JPP satisfeito por LIDL ainda querer investir na Madeira

O “Juntos Pelo Povo” veio responder à notícia emitida hoje pela LIDL, mostrando o partido “a sua satisfação por constatar que a cadeia de retalho LIDL mantém seu compromisso de investir na Madeira, mesmo após o revés representado pelo indeferimento de dois dos seus quatro projectos pela Câmara Municipal do Funchal, liderada por Pedro Calado”.

O partido relembra que:

  • “O JPP, em busca de transparência no processo de licenciamento do LIDL no Funchal, teve de recorrer ao Tribunal Administrativo e Fiscal do Funchal (TAFF) para obter informações cruciais, as quais Pedro Calado recusou entregar.
  • A CMF divergiu, contorcionou-se e desviou-se do fundamental no caso dos investimentos do LIDL na RAM, pois por mais “jogo de cintura” que possa existir do executivo PSD no Funchal, a verdade é que na “Câmara Municipal do Funchal, deram entrada quatro processos em nome da sociedade “Lidl & Companhia, Lda.”:

– “O Subprocesso 2022000152– diz respeito ao prédio localizado no Largo Severiano Ferraz n.º 16/Rua das Mercês, n.º 76 a 88 e 96/Rua dos Ferreiros, n.°191/Travessa do Redondo/Rua da Saúde, freguesia de Sã0 Pedro” …. “cuja decisão foi desfavorável”

-“O Subprocesso 2022000026 – diz respeito ao prédio localizado na Rua Dr.

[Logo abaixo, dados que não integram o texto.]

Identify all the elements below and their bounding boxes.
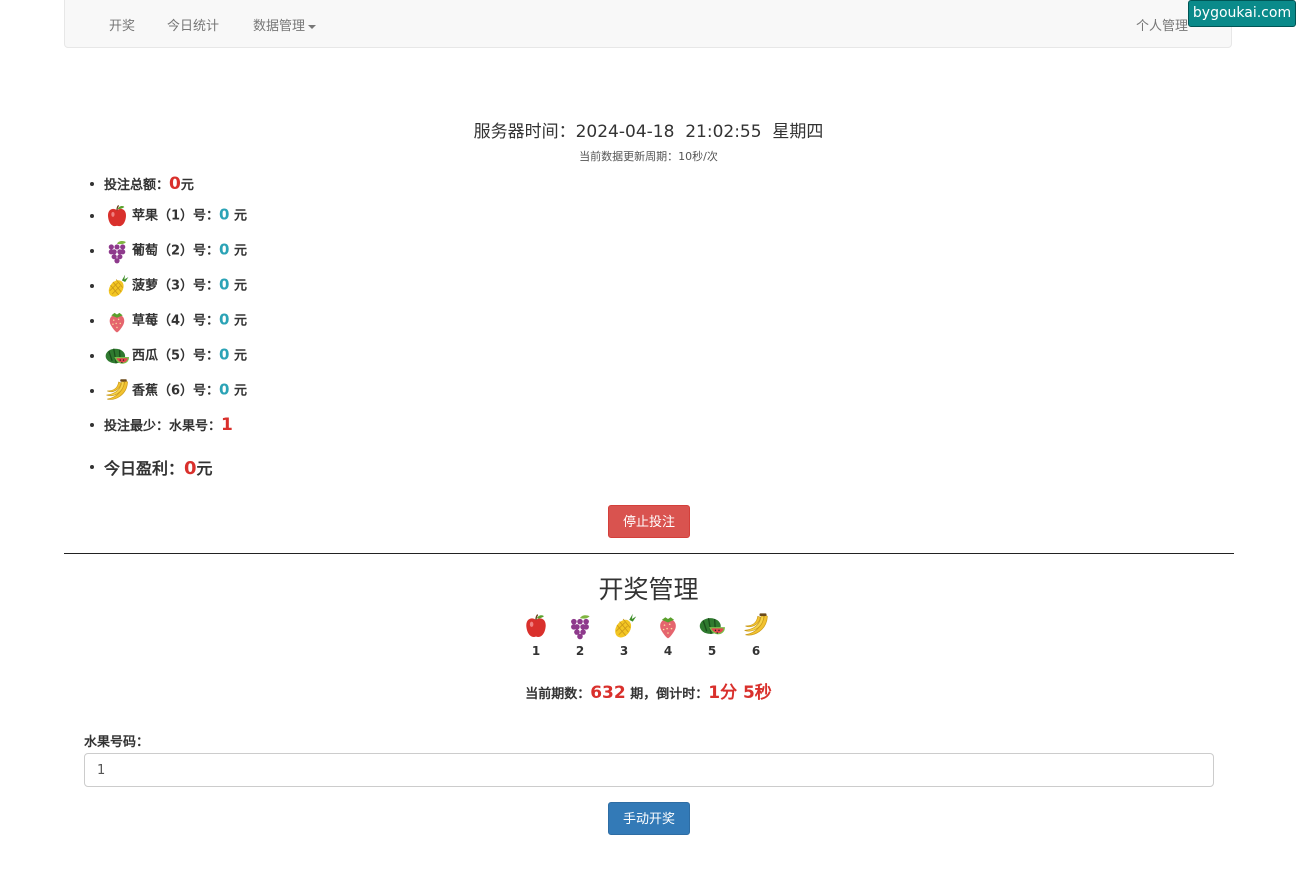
total-bet-unit: 元 bbox=[180, 178, 194, 193]
period-suffix: 期，倒计时： bbox=[625, 687, 709, 702]
fruit-bet-label: 葡萄（2）号： bbox=[132, 243, 220, 259]
caret-down-icon bbox=[308, 24, 317, 29]
fruit-bet-value: 0 bbox=[219, 205, 230, 224]
draw-fruit-option[interactable]: 5 bbox=[690, 612, 734, 658]
watermark-label: bygoukai.com bbox=[1188, 0, 1296, 27]
fruit-bet-label: 西瓜（5）号： bbox=[132, 348, 220, 364]
nav-item-personal-management[interactable]: 个人管理 bbox=[1136, 15, 1188, 34]
period-label: 当前期数： bbox=[525, 687, 591, 702]
min-bet-item: 投注最少：水果号：1 bbox=[90, 415, 233, 435]
fruit-bet-label: 草莓（4）号： bbox=[132, 313, 220, 329]
banana-icon bbox=[742, 612, 770, 640]
apple-icon bbox=[104, 203, 130, 229]
refresh-note: 当前数据更新周期：10秒/次 bbox=[579, 150, 718, 163]
fruit-bet-unit: 元 bbox=[229, 243, 248, 259]
strawberry-icon bbox=[104, 308, 130, 334]
period-countdown: 当前期数：632 期，倒计时：1分 5秒 bbox=[0, 678, 1297, 703]
draw-fruit-option[interactable]: 4 bbox=[646, 612, 690, 658]
draw-fruit-number: 2 bbox=[575, 644, 585, 658]
draw-fruit-option[interactable]: 3 bbox=[602, 612, 646, 658]
watermelon-icon bbox=[104, 343, 130, 369]
fruit-bet-unit: 元 bbox=[229, 208, 248, 224]
today-profit-label: 今日盈利： bbox=[104, 459, 185, 478]
draw-fruit-number: 4 bbox=[663, 644, 673, 658]
apple-icon bbox=[522, 612, 550, 640]
today-profit-value: 0 bbox=[184, 458, 197, 479]
fruit-bet-unit: 元 bbox=[229, 348, 248, 364]
strawberry-icon bbox=[654, 612, 682, 640]
server-time-label: 服务器时间： bbox=[473, 122, 576, 142]
draw-fruit-number: 5 bbox=[707, 644, 717, 658]
period-value: 632 bbox=[590, 683, 626, 703]
grape-icon bbox=[104, 238, 130, 264]
fruit-bet-item: 香蕉（6）号：0 元 bbox=[89, 378, 248, 404]
draw-fruit-option[interactable]: 6 bbox=[734, 612, 778, 658]
draw-fruit-number: 1 bbox=[531, 644, 541, 658]
fruit-bet-unit: 元 bbox=[229, 313, 248, 329]
min-bet-value: 1 bbox=[221, 415, 233, 435]
draw-management-title: 开奖管理 bbox=[598, 575, 699, 604]
draw-fruit-number: 3 bbox=[619, 644, 629, 658]
fruit-bet-item: 苹果（1）号：0 元 bbox=[89, 203, 248, 229]
pineapple-icon bbox=[104, 273, 130, 299]
nav-item-today-stats[interactable]: 今日统计 bbox=[167, 15, 219, 34]
fruit-bet-unit: 元 bbox=[229, 383, 248, 399]
fruit-number-input[interactable] bbox=[84, 753, 1214, 787]
banana-icon bbox=[104, 378, 130, 404]
today-profit-unit: 元 bbox=[196, 459, 213, 478]
grape-icon bbox=[566, 612, 594, 640]
draw-fruit-number: 6 bbox=[751, 644, 761, 658]
nav-item-data-management[interactable]: 数据管理 bbox=[253, 15, 317, 34]
draw-fruit-option[interactable]: 2 bbox=[558, 612, 602, 658]
nav-item-draw[interactable]: 开奖 bbox=[109, 15, 135, 34]
countdown-value: 1分 5秒 bbox=[708, 683, 772, 703]
fruit-bet-value: 0 bbox=[219, 345, 230, 364]
total-bet-value: 0 bbox=[169, 174, 181, 194]
nav-item-data-management-label: 数据管理 bbox=[253, 19, 306, 34]
fruit-bet-value: 0 bbox=[219, 310, 230, 329]
fruit-bet-item: 葡萄（2）号：0 元 bbox=[89, 238, 248, 264]
total-bet-item: 投注总额：0元 bbox=[90, 174, 194, 194]
fruit-bet-value: 0 bbox=[219, 275, 230, 294]
fruit-bet-label: 苹果（1）号： bbox=[132, 208, 220, 224]
fruit-bet-label: 香蕉（6）号： bbox=[132, 383, 220, 399]
total-bet-label: 投注总额： bbox=[104, 178, 170, 193]
fruit-bet-item: 西瓜（5）号：0 元 bbox=[89, 343, 248, 369]
navbar: 开奖 今日统计 数据管理 个人管理 bbox=[64, 0, 1232, 48]
watermelon-icon bbox=[698, 612, 726, 640]
fruit-bet-unit: 元 bbox=[229, 278, 248, 294]
fruit-bet-item: 草莓（4）号：0 元 bbox=[89, 308, 248, 334]
fruit-bet-value: 0 bbox=[219, 380, 230, 399]
server-time-value: 2024-04-18 21:02:55 星期四 bbox=[575, 122, 824, 142]
server-time: 服务器时间：2024-04-18 21:02:55 星期四 bbox=[0, 117, 1297, 142]
stop-betting-button[interactable]: 停止投注 bbox=[608, 505, 690, 538]
fruit-bet-label: 菠萝（3）号： bbox=[132, 278, 220, 294]
fruit-number-label: 水果号码： bbox=[84, 735, 150, 750]
draw-fruit-option[interactable]: 1 bbox=[514, 612, 558, 658]
today-profit-item: 今日盈利：0元 bbox=[90, 455, 213, 479]
section-divider bbox=[64, 553, 1234, 554]
pineapple-icon bbox=[610, 612, 638, 640]
fruit-bet-value: 0 bbox=[219, 240, 230, 259]
min-bet-label: 投注最少：水果号： bbox=[104, 419, 222, 434]
fruit-bet-item: 菠萝（3）号：0 元 bbox=[89, 273, 248, 299]
manual-draw-button[interactable]: 手动开奖 bbox=[608, 802, 690, 835]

Pita, freguesia de São Martinho” … “cuja decisão foi desfavorável”.

– “O Subprocesso 2022000027 – diz respeito ao prédio localizado no Caminho do Poço Barral, n.º 57, freguesia de São Martinho” … “cuja decisão foi “favorável condicionada””.

-“O Subprocesso 2022000040 – diz respeito ao prédio localizado na Avenida Mário Soares/Avenida do Amparo, freguesia de São Martinho” … “cuja decisão foi “favorável condicionada””.

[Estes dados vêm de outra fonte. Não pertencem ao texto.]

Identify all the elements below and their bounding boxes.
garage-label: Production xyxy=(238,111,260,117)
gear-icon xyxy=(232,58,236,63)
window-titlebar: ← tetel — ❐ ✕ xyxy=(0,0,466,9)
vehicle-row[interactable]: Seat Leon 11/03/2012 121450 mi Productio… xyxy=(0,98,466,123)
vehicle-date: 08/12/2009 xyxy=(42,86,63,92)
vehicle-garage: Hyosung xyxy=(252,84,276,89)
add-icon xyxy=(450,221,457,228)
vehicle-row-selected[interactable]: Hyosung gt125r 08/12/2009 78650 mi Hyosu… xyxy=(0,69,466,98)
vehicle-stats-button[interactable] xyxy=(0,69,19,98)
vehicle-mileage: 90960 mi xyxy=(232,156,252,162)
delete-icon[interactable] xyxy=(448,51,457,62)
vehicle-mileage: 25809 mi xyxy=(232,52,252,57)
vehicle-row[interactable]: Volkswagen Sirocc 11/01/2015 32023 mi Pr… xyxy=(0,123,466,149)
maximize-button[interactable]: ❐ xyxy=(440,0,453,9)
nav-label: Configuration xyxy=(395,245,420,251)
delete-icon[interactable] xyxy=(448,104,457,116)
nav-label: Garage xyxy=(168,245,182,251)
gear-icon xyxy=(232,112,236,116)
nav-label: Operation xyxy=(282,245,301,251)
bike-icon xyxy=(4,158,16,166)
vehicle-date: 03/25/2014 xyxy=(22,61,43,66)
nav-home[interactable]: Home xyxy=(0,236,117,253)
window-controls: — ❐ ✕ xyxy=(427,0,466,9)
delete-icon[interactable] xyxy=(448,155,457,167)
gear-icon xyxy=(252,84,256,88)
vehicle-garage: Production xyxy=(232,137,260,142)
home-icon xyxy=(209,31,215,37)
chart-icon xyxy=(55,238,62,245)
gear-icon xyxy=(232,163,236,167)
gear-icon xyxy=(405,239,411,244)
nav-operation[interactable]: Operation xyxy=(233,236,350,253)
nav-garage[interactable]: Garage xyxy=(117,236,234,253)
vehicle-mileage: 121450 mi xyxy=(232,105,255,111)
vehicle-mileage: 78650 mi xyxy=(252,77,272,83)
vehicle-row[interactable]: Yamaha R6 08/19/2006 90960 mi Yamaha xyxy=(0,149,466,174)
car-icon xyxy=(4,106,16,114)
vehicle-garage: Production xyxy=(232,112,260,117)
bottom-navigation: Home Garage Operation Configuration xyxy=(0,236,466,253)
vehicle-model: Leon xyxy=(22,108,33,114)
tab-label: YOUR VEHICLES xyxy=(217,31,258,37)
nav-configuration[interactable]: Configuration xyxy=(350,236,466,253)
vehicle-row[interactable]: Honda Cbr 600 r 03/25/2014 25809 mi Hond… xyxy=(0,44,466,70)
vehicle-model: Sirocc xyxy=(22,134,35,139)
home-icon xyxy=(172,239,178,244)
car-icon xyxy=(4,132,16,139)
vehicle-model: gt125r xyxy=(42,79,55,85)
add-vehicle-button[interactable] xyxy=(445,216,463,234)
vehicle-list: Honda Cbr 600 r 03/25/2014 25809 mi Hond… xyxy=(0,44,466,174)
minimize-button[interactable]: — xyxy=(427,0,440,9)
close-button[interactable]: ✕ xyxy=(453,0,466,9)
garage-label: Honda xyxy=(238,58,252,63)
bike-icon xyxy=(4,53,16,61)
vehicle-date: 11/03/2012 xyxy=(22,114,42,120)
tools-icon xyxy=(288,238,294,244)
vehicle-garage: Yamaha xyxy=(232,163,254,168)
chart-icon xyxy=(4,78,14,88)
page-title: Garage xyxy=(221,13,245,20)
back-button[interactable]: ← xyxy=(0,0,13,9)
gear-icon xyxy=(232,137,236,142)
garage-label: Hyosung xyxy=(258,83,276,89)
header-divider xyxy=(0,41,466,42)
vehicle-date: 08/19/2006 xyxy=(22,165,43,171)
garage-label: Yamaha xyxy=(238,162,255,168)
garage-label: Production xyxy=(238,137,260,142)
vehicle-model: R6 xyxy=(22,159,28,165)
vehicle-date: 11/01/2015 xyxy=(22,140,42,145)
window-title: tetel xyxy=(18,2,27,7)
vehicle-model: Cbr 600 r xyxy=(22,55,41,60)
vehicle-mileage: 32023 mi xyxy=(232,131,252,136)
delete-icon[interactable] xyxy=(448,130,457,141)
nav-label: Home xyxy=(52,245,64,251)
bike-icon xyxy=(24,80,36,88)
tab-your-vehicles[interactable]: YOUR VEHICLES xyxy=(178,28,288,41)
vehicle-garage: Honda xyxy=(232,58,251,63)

  • Fica assim claro, para o JPP, que o LIDL já poderia estar actualmente instalado na RAM, mas perante decisões desfavoráveis e condicionamentos por parte da CMF, teve de vir a público esclarecer que está a “a reorganizar expansão para a Madeira”.

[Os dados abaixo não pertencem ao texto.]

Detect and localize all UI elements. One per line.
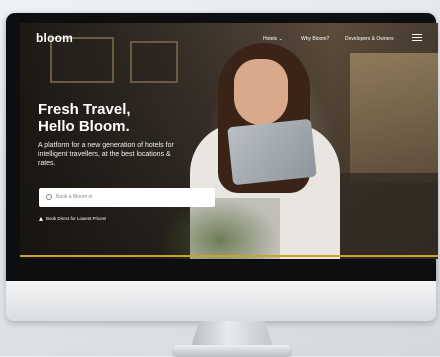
bloom-logo[interactable]: bloom — [36, 31, 73, 45]
search-icon — [46, 194, 52, 200]
hero-headline-line2: Hello Bloom. — [38, 118, 130, 135]
nav-item-why-bloom[interactable]: Why Bloom? — [301, 36, 329, 42]
website-screen: bloom Hotels ⌄ Why Bloom? Developers & O… — [20, 23, 438, 259]
hamburger-icon[interactable] — [412, 34, 422, 42]
nav-item-hotels[interactable]: Hotels ⌄ — [263, 36, 283, 42]
monitor-stand-base — [174, 345, 290, 357]
accent-divider — [20, 255, 438, 257]
tag-icon — [39, 216, 43, 221]
monitor-stand-neck — [191, 321, 273, 347]
nav-item-developers-owners[interactable]: Developers & Owners — [345, 36, 394, 42]
direct-booking-label: Book Direct for Lowest Prices! — [46, 216, 107, 221]
direct-booking-note[interactable]: Book Direct for Lowest Prices! — [39, 216, 106, 221]
person-face — [234, 59, 288, 125]
window-light — [350, 53, 438, 183]
top-navigation: bloom Hotels ⌄ Why Bloom? Developers & O… — [20, 23, 438, 53]
monitor-chin — [6, 281, 436, 321]
plant — [160, 198, 280, 259]
search-placeholder: Book a Bloom in — [56, 194, 93, 200]
hero-subtext: A platform for a new generation of hotel… — [38, 142, 174, 167]
hero-headline: Fresh Travel, Hello Bloom. — [38, 101, 131, 135]
tablet-device — [227, 118, 317, 186]
search-input[interactable]: Book a Bloom in — [39, 188, 215, 207]
hero-headline-line1: Fresh Travel, — [38, 101, 131, 118]
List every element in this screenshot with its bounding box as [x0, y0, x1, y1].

O JPP reitera, em comunicado, “o compromisso com a transparência e o interesse público, na promoção de um ambiente favorável ao investimento responsável que contribua para o desenvolvimento sustentável da Região e para a redução do custo de vida dos Madeirenses e Porto-Santenses, com a implementação de mais concorrência e consequentemente menores preços na RAM”.